Sushi Dreams

If you think all sushi is created equal, you obviously haven’t gotten your roll on as often as you should. Miami has a wide variety of sushi-inspired menu items all over town just waiting for you to devour, experience and thoroughly enjoy one bite at a time.
Text by Rony Mo | June 5, 2018 | Lifestyle

As far as countries go, Japan is the Santa Claus of Asia. They’ve given the world such gifts as karaoke, Godzilla film…and sushi. As Americans, we’ve lost face by trivializing the latter. So much so that’s it’s barely recognizable as the Death Row feast it once was has manifested into a food-like freak show: “Mango, roasted red pepper, marinated artichokes, and cream cheese rolled in rice and seaweed paper topped with a cashew-mango medley, then drizzled with kiwi-wasabi glaze.”
Fusion, you’ve gone too far! Originally defined as a meal that embodies minimalism, sushi should only include raw or lightly poached seafood and vinegared rice, attached by a pea-sized dollop of freshly grated wasabi, and seasoned with the lightest coat of soy sauce. It doesn’t have to be so limited, but the aforementioned Yellow Monkey Roll has lost something in its interpretation.
Due to the scarcity and expense of quality products during American Sushi’s formative years, a trend developed to disguise semi-reliable seafood with cream cheese, cucumber and avocado fillers. We’ve had our fill of tempura-fried, irradiated shellfish-stuffed, spicy mayo-splattered, illuminated by Fourth Of July sparkler rolls of unknown provenance. It’s time to get back to basics without having to travel on a plane, train or boat! That’s right, Miami is literally as far as it can be from the Land Of The Rising Sun and yet we still have a handful of spectacular Japanese restaurants that fit into one of the following categories:
Kaiten-Zushi, or conveyer-belt sushi, isn’t new to The Magic City but it has rarely deserved a round of applause. Imposter restaurants will usually pop-down as soon as they pop-up because the stringent standards of cleanliness and organization aren’t met. Two that have had long-term success are Katana (Normandy) and Shima (Miami Lakes). Both excel at serving an impressive range of snack-sized portions in a slow-moving merry-go-round that will have you quickly devouring plate after delicious plate.

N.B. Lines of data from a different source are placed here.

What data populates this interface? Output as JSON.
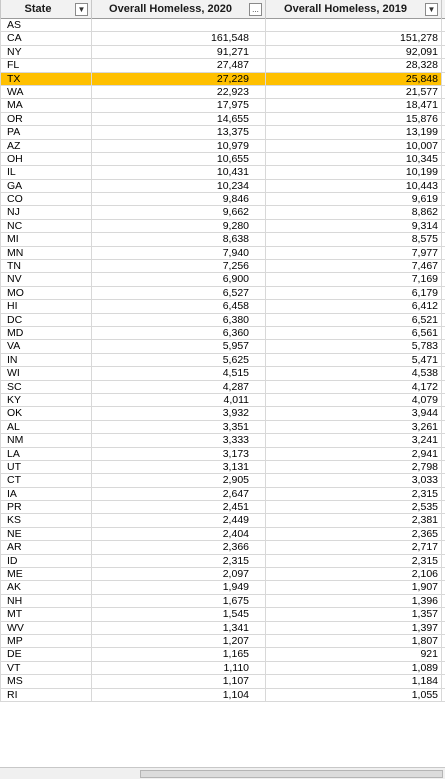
{
  "headers": {
    "state": "State",
    "h2020": "Overall Homeless, 2020",
    "h2019": "Overall Homeless, 2019"
  },
  "filter_icons": {
    "state": "▼",
    "h2020": "...",
    "h2019": "▼"
  },
  "selected_state": "TX",
  "selected_color": "#ffc000",
  "rows": [
    {
      "state": "AS",
      "y2020": "",
      "y2019": ""
    },
    {
      "state": "CA",
      "y2020": "161,548",
      "y2019": "151,278"
    },
    {
      "state": "NY",
      "y2020": "91,271",
      "y2019": "92,091"
    },
    {
      "state": "FL",
      "y2020": "27,487",
      "y2019": "28,328"
    },
    {
      "state": "TX",
      "y2020": "27,229",
      "y2019": "25,848"
    },
    {
      "state": "WA",
      "y2020": "22,923",
      "y2019": "21,577"
    },
    {
      "state": "MA",
      "y2020": "17,975",
      "y2019": "18,471"
    },
    {
      "state": "OR",
      "y2020": "14,655",
      "y2019": "15,876"
    },
    {
      "state": "PA",
      "y2020": "13,375",
      "y2019": "13,199"
    },
    {
      "state": "AZ",
      "y2020": "10,979",
      "y2019": "10,007"
    },
    {
      "state": "OH",
      "y2020": "10,655",
      "y2019": "10,345"
    },
    {
      "state": "IL",
      "y2020": "10,431",
      "y2019": "10,199"
    },
    {
      "state": "GA",
      "y2020": "10,234",
      "y2019": "10,443"
    },
    {
      "state": "CO",
      "y2020": "9,846",
      "y2019": "9,619"
    },
    {
      "state": "NJ",
      "y2020": "9,662",
      "y2019": "8,862"
    },
    {
      "state": "NC",
      "y2020": "9,280",
      "y2019": "9,314"
    },
    {
      "state": "MI",
      "y2020": "8,638",
      "y2019": "8,575"
    },
    {
      "state": "MN",
      "y2020": "7,940",
      "y2019": "7,977"
    },
    {
      "state": "TN",
      "y2020": "7,256",
      "y2019": "7,467"
    },
    {
      "state": "NV",
      "y2020": "6,900",
      "y2019": "7,169"
    },
    {
      "state": "MO",
      "y2020": "6,527",
      "y2019": "6,179"
    },
    {
      "state": "HI",
      "y2020": "6,458",
      "y2019": "6,412"
    },
    {
      "state": "DC",
      "y2020": "6,380",
      "y2019": "6,521"
    },
    {
      "state": "MD",
      "y2020": "6,360",
      "y2019": "6,561"
    },
    {
      "state": "VA",
      "y2020": "5,957",
      "y2019": "5,783"
    },
    {
      "state": "IN",
      "y2020": "5,625",
      "y2019": "5,471"
    },
    {
      "state": "WI",
      "y2020": "4,515",
      "y2019": "4,538"
    },
    {
      "state": "SC",
      "y2020": "4,287",
      "y2019": "4,172"
    },
    {
      "state": "KY",
      "y2020": "4,011",
      "y2019": "4,079"
    },
    {
      "state": "OK",
      "y2020": "3,932",
      "y2019": "3,944"
    },
    {
      "state": "AL",
      "y2020": "3,351",
      "y2019": "3,261"
    },
    {
      "state": "NM",
      "y2020": "3,333",
      "y2019": "3,241"
    },
    {
      "state": "LA",
      "y2020": "3,173",
      "y2019": "2,941"
    },
    {
      "state": "UT",
      "y2020": "3,131",
      "y2019": "2,798"
    },
    {
      "state": "CT",
      "y2020": "2,905",
      "y2019": "3,033"
    },
    {
      "state": "IA",
      "y2020": "2,647",
      "y2019": "2,315"
    },
    {
      "state": "PR",
      "y2020": "2,451",
      "y2019": "2,535"
    },
    {
      "state": "KS",
      "y2020": "2,449",
      "y2019": "2,381"
    },
    {
      "state": "NE",
      "y2020": "2,404",
      "y2019": "2,365"
    },
    {
      "state": "AR",
      "y2020": "2,366",
      "y2019": "2,717"
    },
    {
      "state": "ID",
      "y2020": "2,315",
      "y2019": "2,315"
    },
    {
      "state": "ME",
      "y2020": "2,097",
      "y2019": "2,106"
    },
    {
      "state": "AK",
      "y2020": "1,949",
      "y2019": "1,907"
    },
    {
      "state": "NH",
      "y2020": "1,675",
      "y2019": "1,396"
    },
    {
      "state": "MT",
      "y2020": "1,545",
      "y2019": "1,357"
    },
    {
      "state": "WV",
      "y2020": "1,341",
      "y2019": "1,397"
    },
    {
      "state": "MP",
      "y2020": "1,207",
      "y2019": "1,807"
    },
    {
      "state": "DE",
      "y2020": "1,165",
      "y2019": "921"
    },
    {
      "state": "VT",
      "y2020": "1,110",
      "y2019": "1,089"
    },
    {
      "state": "MS",
      "y2020": "1,107",
      "y2019": "1,184"
    },
    {
      "state": "RI",
      "y2020": "1,104",
      "y2019": "1,055"
    }
  ]
}
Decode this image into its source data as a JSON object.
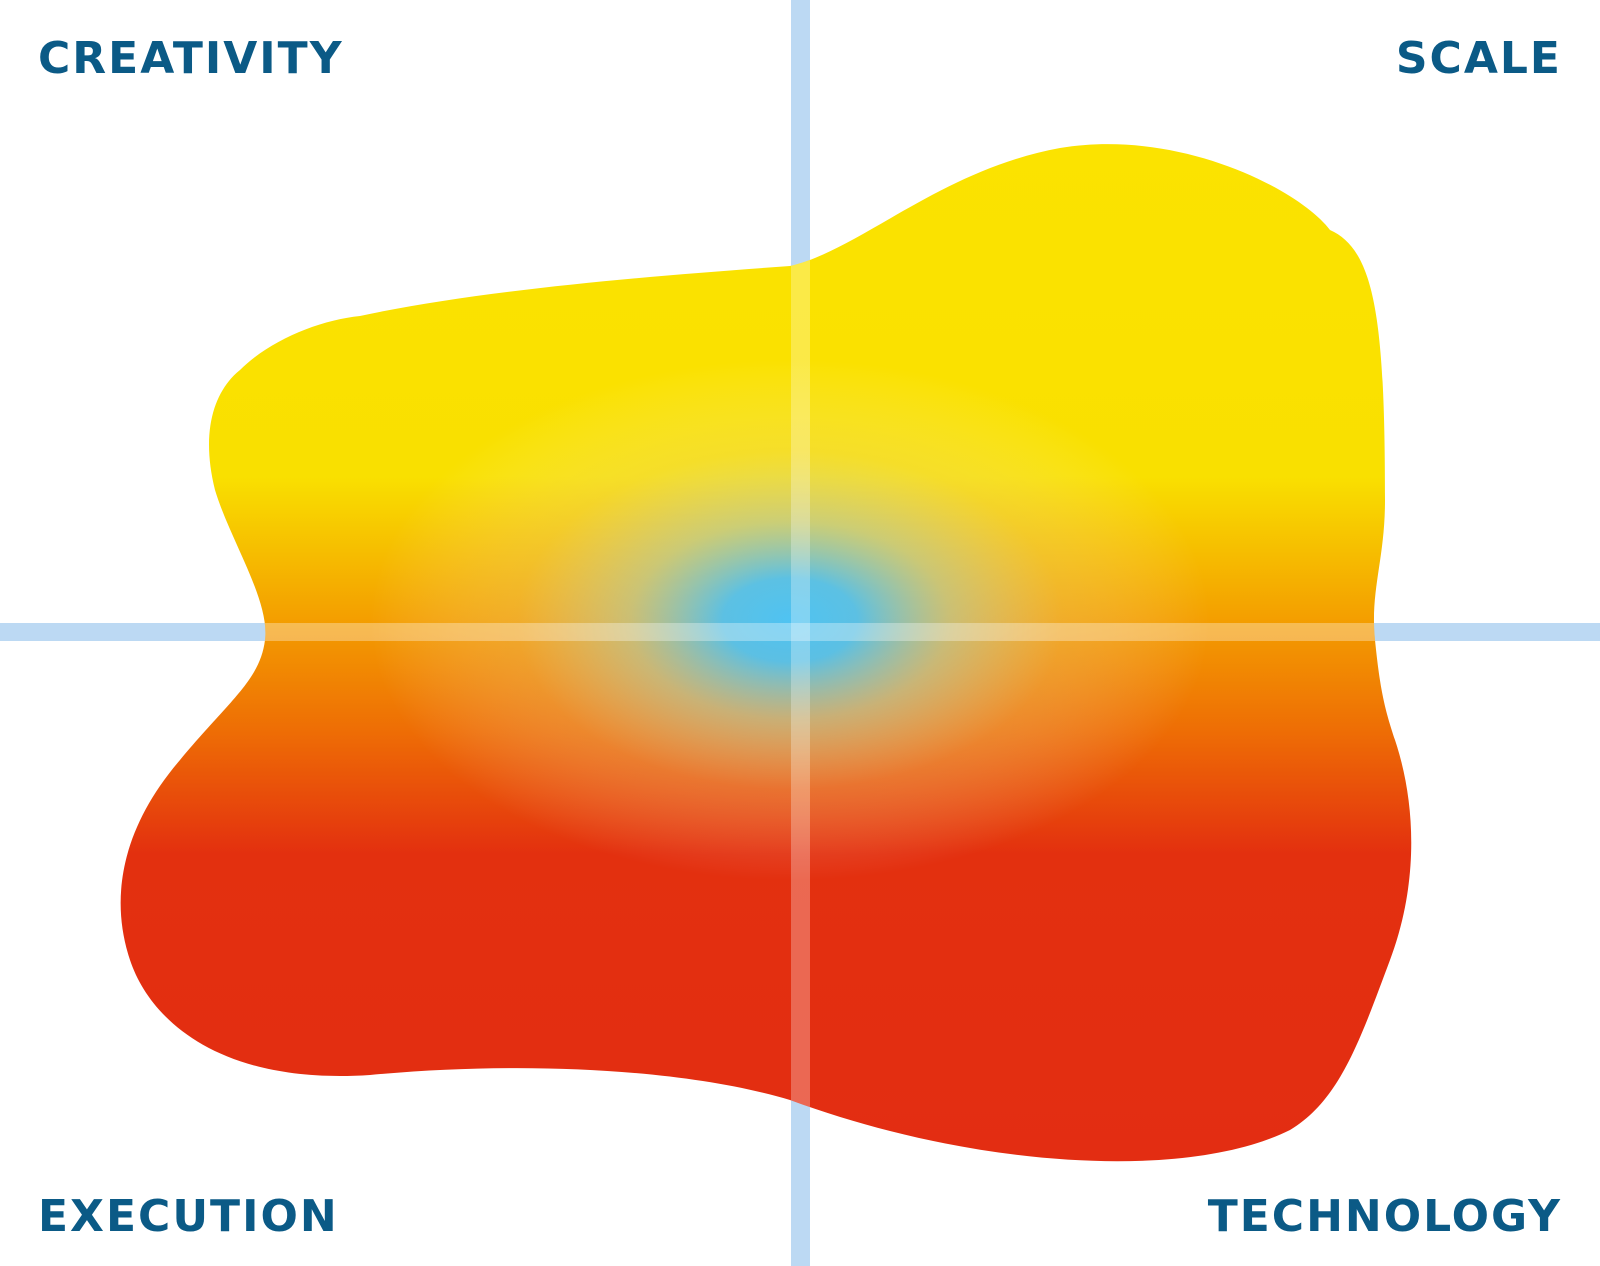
{
  "labels": {
    "top_left": "CREATIVITY",
    "top_right": "SCALE",
    "bottom_left": "EXECUTION",
    "bottom_right": "TECHNOLOGY"
  },
  "colors": {
    "label": "#0b5a86",
    "axis": "#bcd9f3",
    "blob_top": "#fbe300",
    "blob_mid": "#f28c00",
    "blob_bottom": "#e32d12",
    "center_glow": "#4fc3f2"
  }
}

Izakayas, the Far-East version of tapas bars, only care if there are any party people in the house. Maido (Doral) and Su-Shin (Coral Gables) focus less on decoration and more on execution…after all, you’re there to drink. These establishments differ from your average roll-pusher by offering umeshu (plum wine), shochu (bridges the gap between rice-wine and moonshine) and more varieties of sake than hot or cold. Like wine, sake is classified by the territory it’s grown in. Skilled chefs know exactly what dish pairs best with each selection.
Moving on, Sushi-ya, a.k.a. comfort food specialists, like Naoe (Brickell Key) and Umi (South Beach) take extra care to assure each piece is prepared as close to live as possible and served at the correct temperature. They’re also conscious of sourcing local, seasonal and sustainably-caught species.
If what you’ve read on this page has you thinking “sushi snob” — it’s OK, someone has to frequent the faux-Japanese joints in town or we’ll have a huge hole in the culinary scene. Regardless, consider taking it to the old-school, to when sushi was actually healthy, didn’t have to impress with loud in-your-face flavors, and didn’t insult consumers. Go ahead, save money on airfare, and start your sushi travels today, right here at home.